Software service implementation for the CCC?

We can model the customer's use of the CCC as being provided by a set of distinct user-facing services: seeking available cars; making a reservation; accessing the chosen car. However, all, or most, of these will need to be provided by a ‘bespoke’ service provider since they are specific to the needs of the CCC. Of course it is also possible that this specialist service provision may be based within the CCC system. There is no reason why ‘local’ and ‘general’ services should not be used together as long as they conform to the same service model. (Making a reservation is more likely to be available as a general service.)

The backend functionality may well be able to use a number of services that are sufficiently widely used that it is likely that they can be provided by multiple service providers. This may include such tasks as identifying where the cars are in the streets (GPS locations), as well as for accounting and billing functions, with security clearly being important for the latter.

16.4Empirical knowledge about modular design

The diversity and emerging nature of the technologies covered in this chapter pose something of a challenge for empirical studies.

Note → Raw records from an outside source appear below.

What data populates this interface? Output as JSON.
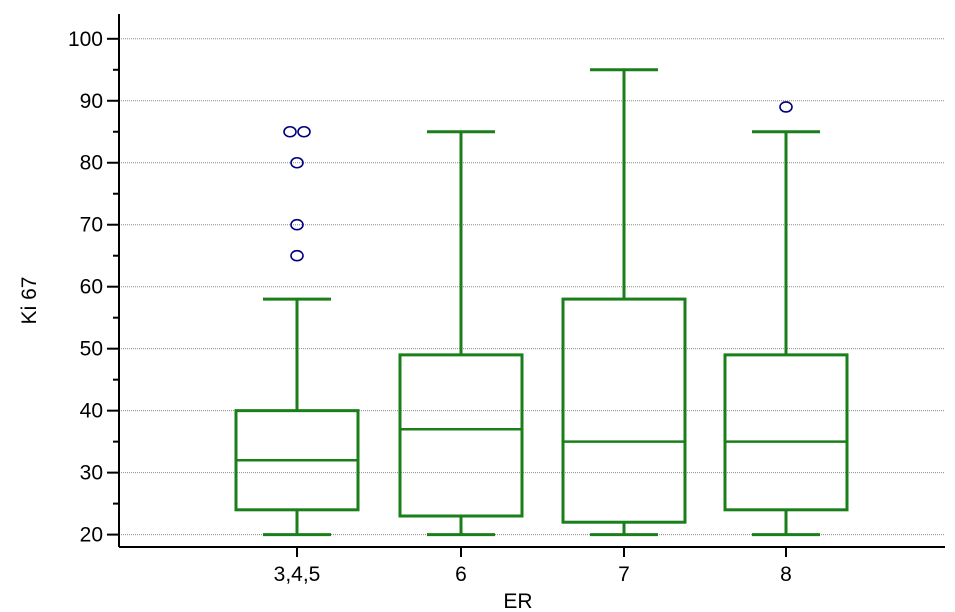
{
  "chart_data": {
    "type": "box",
    "title": "",
    "xlabel": "ER",
    "ylabel": "Ki 67",
    "categories": [
      "3,4,5",
      "6",
      "7",
      "8"
    ],
    "ylim": [
      18,
      104
    ],
    "yticks": [
      20,
      30,
      40,
      50,
      60,
      70,
      80,
      90,
      100
    ],
    "grid": true,
    "box_color": "#1a7f1a",
    "outlier_color": "#000080",
    "boxes": [
      {
        "category": "3,4,5",
        "whisker_low": 20,
        "q1": 24,
        "median": 32,
        "q3": 40,
        "whisker_high": 58,
        "outliers": [
          85,
          85,
          80,
          70,
          65
        ]
      },
      {
        "category": "6",
        "whisker_low": 20,
        "q1": 23,
        "median": 37,
        "q3": 49,
        "whisker_high": 85,
        "outliers": []
      },
      {
        "category": "7",
        "whisker_low": 20,
        "q1": 22,
        "median": 35,
        "q3": 58,
        "whisker_high": 95,
        "outliers": []
      },
      {
        "category": "8",
        "whisker_low": 20,
        "q1": 24,
        "median": 35,
        "q3": 49,
        "whisker_high": 85,
        "outliers": [
          89
        ]
      }
    ]
  }
}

We have already identified the systematic mapping study by Vale et al. (2016) as looking at research activities in CBSE. At time of writing, there is no obvious equivalent study addressing the use of software service technologies.

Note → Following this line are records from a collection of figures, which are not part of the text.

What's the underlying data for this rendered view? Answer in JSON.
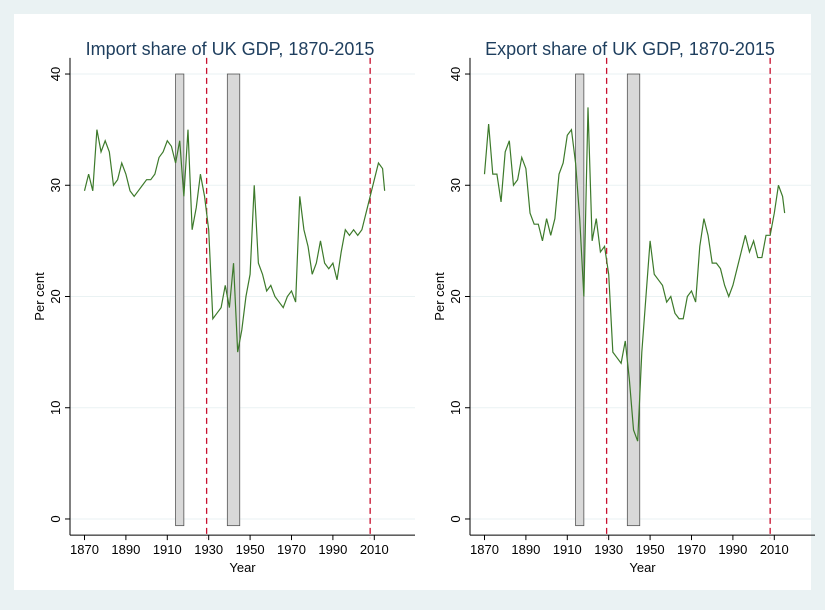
{
  "chart_data": [
    {
      "type": "line",
      "title": "Import share of UK GDP, 1870-2015",
      "xlabel": "Year",
      "ylabel": "Per cent",
      "x": [
        1870,
        1872,
        1874,
        1876,
        1878,
        1880,
        1882,
        1884,
        1886,
        1888,
        1890,
        1892,
        1894,
        1896,
        1898,
        1900,
        1902,
        1904,
        1906,
        1908,
        1910,
        1912,
        1914,
        1916,
        1918,
        1920,
        1922,
        1924,
        1926,
        1928,
        1930,
        1932,
        1934,
        1936,
        1938,
        1940,
        1942,
        1944,
        1946,
        1948,
        1950,
        1952,
        1954,
        1956,
        1958,
        1960,
        1962,
        1964,
        1966,
        1968,
        1970,
        1972,
        1974,
        1976,
        1978,
        1980,
        1982,
        1984,
        1986,
        1988,
        1990,
        1992,
        1994,
        1996,
        1998,
        2000,
        2002,
        2004,
        2006,
        2008,
        2010,
        2012,
        2014,
        2015
      ],
      "values": [
        29.5,
        31,
        29.5,
        35,
        33,
        34,
        33,
        30,
        30.5,
        32,
        31,
        29.5,
        29,
        29.5,
        30,
        30.5,
        30.5,
        31,
        32.5,
        33,
        34,
        33.5,
        32,
        34,
        29,
        35,
        26,
        28,
        31,
        29,
        26,
        18,
        18.5,
        19,
        21,
        19,
        23,
        15,
        17,
        20,
        22,
        30,
        23,
        22,
        20.5,
        21,
        20,
        19.5,
        19,
        20,
        20.5,
        19.5,
        29,
        26,
        24.5,
        22,
        23,
        25,
        23,
        22.5,
        23,
        21.5,
        24,
        26,
        25.5,
        26,
        25.5,
        26,
        27.5,
        29,
        30.5,
        32,
        31.5,
        29.5
      ],
      "color": "#3d7a2b",
      "xlim": [
        1863,
        2020
      ],
      "ylim": [
        -1,
        41
      ],
      "xticks": [
        1870,
        1890,
        1910,
        1930,
        1950,
        1970,
        1990,
        2010
      ],
      "yticks": [
        0,
        10,
        20,
        30,
        40
      ],
      "grid": true,
      "shaded_periods": [
        [
          1914,
          1918
        ],
        [
          1939,
          1945
        ]
      ],
      "vlines": [
        1929,
        2008
      ]
    },
    {
      "type": "line",
      "title": "Export share of UK GDP, 1870-2015",
      "xlabel": "Year",
      "ylabel": "Per cent",
      "x": [
        1870,
        1872,
        1874,
        1876,
        1878,
        1880,
        1882,
        1884,
        1886,
        1888,
        1890,
        1892,
        1894,
        1896,
        1898,
        1900,
        1902,
        1904,
        1906,
        1908,
        1910,
        1912,
        1914,
        1916,
        1918,
        1920,
        1922,
        1924,
        1926,
        1928,
        1930,
        1932,
        1934,
        1936,
        1938,
        1940,
        1942,
        1944,
        1946,
        1948,
        1950,
        1952,
        1954,
        1956,
        1958,
        1960,
        1962,
        1964,
        1966,
        1968,
        1970,
        1972,
        1974,
        1976,
        1978,
        1980,
        1982,
        1984,
        1986,
        1988,
        1990,
        1992,
        1994,
        1996,
        1998,
        2000,
        2002,
        2004,
        2006,
        2008,
        2010,
        2012,
        2014,
        2015
      ],
      "values": [
        31,
        35.5,
        31,
        31,
        28.5,
        33,
        34,
        30,
        30.5,
        32.5,
        31.5,
        27.5,
        26.5,
        26.5,
        25,
        27,
        25.5,
        27,
        31,
        32,
        34.5,
        35,
        32,
        27,
        20,
        37,
        25,
        27,
        24,
        24.5,
        22,
        15,
        14.5,
        14,
        16,
        12.5,
        8,
        7,
        15,
        20,
        25,
        22,
        21.5,
        21,
        19.5,
        20,
        18.5,
        18,
        18,
        20,
        20.5,
        19.5,
        24.5,
        27,
        25.5,
        23,
        23,
        22.5,
        21,
        20,
        21,
        22.5,
        24,
        25.5,
        24,
        25,
        23.5,
        23.5,
        25.5,
        25.5,
        27.5,
        30,
        29,
        27.5
      ],
      "color": "#3d7a2b",
      "xlim": [
        1863,
        2020
      ],
      "ylim": [
        -1,
        41
      ],
      "xticks": [
        1870,
        1890,
        1910,
        1930,
        1950,
        1970,
        1990,
        2010
      ],
      "yticks": [
        0,
        10,
        20,
        30,
        40
      ],
      "grid": true,
      "shaded_periods": [
        [
          1914,
          1918
        ],
        [
          1939,
          1945
        ]
      ],
      "vlines": [
        1929,
        2008
      ]
    }
  ]
}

Key take-home points about designing with components and services

If we view components and software services as being evolutionary stages in modular design of software, we can identify the following lessons about their use.

• Design models. Modular design can make use of many of the modelling forms already developed for object-oriented development, possibly augmented by forms such as DFDs where the ‘flow’ nature of service models require such a form.

• Design by composition. The emphasis placed upon reuse means that the main design activity is centred upon composition of pre-existing elements. This in turn changes many of the supporting activities, which now involve such tasks as finding modules, negotiating terms of use, and addressing the question of interfacing between modules from different sources.

• Business models. One reason for using modular forms is to be able to rapidly assemble software to meet business needs, particularly where these may involve applying application-specific ‘rules’ to the way that fairly standard tasks are performed. So business modelling explicitly plays a much more important role in the use of these technologies than may be the case for other forms.